The task at hand determines the nature of the rebar bending machine. For occasional use on smaller diameter rebar, a hickey bar is usually the best choice because of its low cost. A hickey bar is a simple lever arm — a long steel bar — with a slot or studs for grabbing the rebar at one end. Arm strength and body weight are used to apply force to the other end of the hickey bar to bend the rebar.
For a tight bend, two hickey bars can be used. These simple rebar bending machines can be used on rebar up to 5/8 inch (1.6 cm) in diameter. Hickey bars with cutting capability are also available.
To bend more than a few pieces of rebar, an electro-mechanical or hydraulic machine is a better choice.
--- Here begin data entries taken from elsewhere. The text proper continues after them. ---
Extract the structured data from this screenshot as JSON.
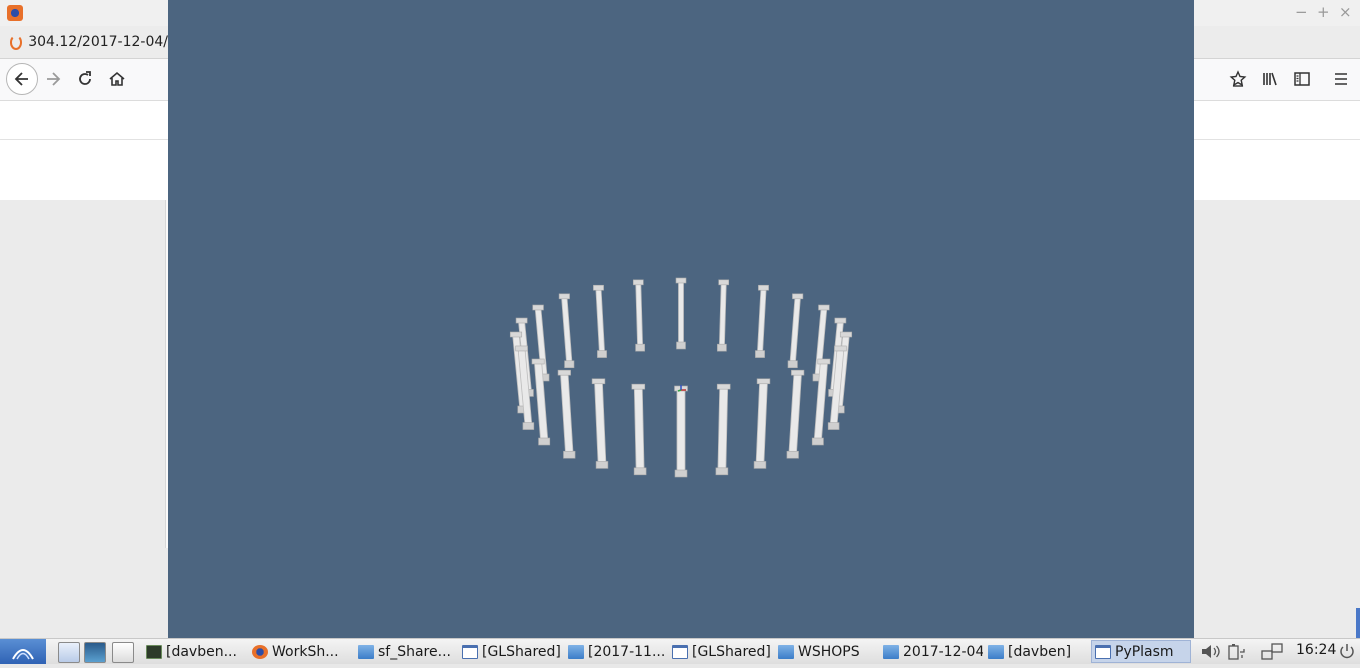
{
  "browser": {
    "tab": {
      "title": "304.12/2017-12-04/"
    },
    "window_controls": {
      "minimize": "−",
      "maximize": "+",
      "close": "×"
    },
    "toolbar_icons": [
      "back-icon",
      "forward-icon",
      "reload-icon",
      "home-icon",
      "bookmark-star-icon",
      "library-icon",
      "sidebar-icon",
      "menu-icon"
    ]
  },
  "viewer": {
    "background": "#4c6580",
    "scene": "ring of white columns"
  },
  "taskbar": {
    "tasks": [
      {
        "label": "[davben...",
        "icon": "terminal-icon"
      },
      {
        "label": "WorkSh...",
        "icon": "firefox-icon"
      },
      {
        "label": "sf_Share...",
        "icon": "folder-icon"
      },
      {
        "label": "[GLShared]",
        "icon": "window-icon"
      },
      {
        "label": "[2017-11...",
        "icon": "folder-icon"
      },
      {
        "label": "[GLShared]",
        "icon": "window-icon"
      },
      {
        "label": "WSHOPS",
        "icon": "folder-icon"
      },
      {
        "label": "2017-12-04",
        "icon": "folder-icon"
      },
      {
        "label": "[davben]",
        "icon": "folder-icon"
      },
      {
        "label": "PyPlasm",
        "icon": "window-icon"
      }
    ],
    "clock": "16:24"
  }
}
Some of the hydraulic machines are quite portable, weighing as little as 33 lbs (15 kg), and are designed to be held by hand. These machines are designed to bend rebar left exposed after concrete has been poured over a rebar web. Bends of up to 180 degrees are possible with these machines.
When the contractor is bending rebar in preparation for installation into a mold, larger machines are usually chosen. The larger bending machines are usually transported by truck, and usually will not leave the truck bed until the rebar is in place and the machine is returned to storage. These machines run on diesel fuel, enabling them to function on work sites that have no power supply.
Even large, on-site machines can handle rebar only up to 1.18 inches (30 mm) in diameter; larger diameters must be bent off site. The most powerful multipurpose, programmable rebar bending machines are large, fixed in place, and expensive. These are generally bolted into concrete floors in industrial buildings where they do both bending and cutting. Off-site rebar bending machines often double as pipe bending machines, but even these can only create bends of 180 degrees.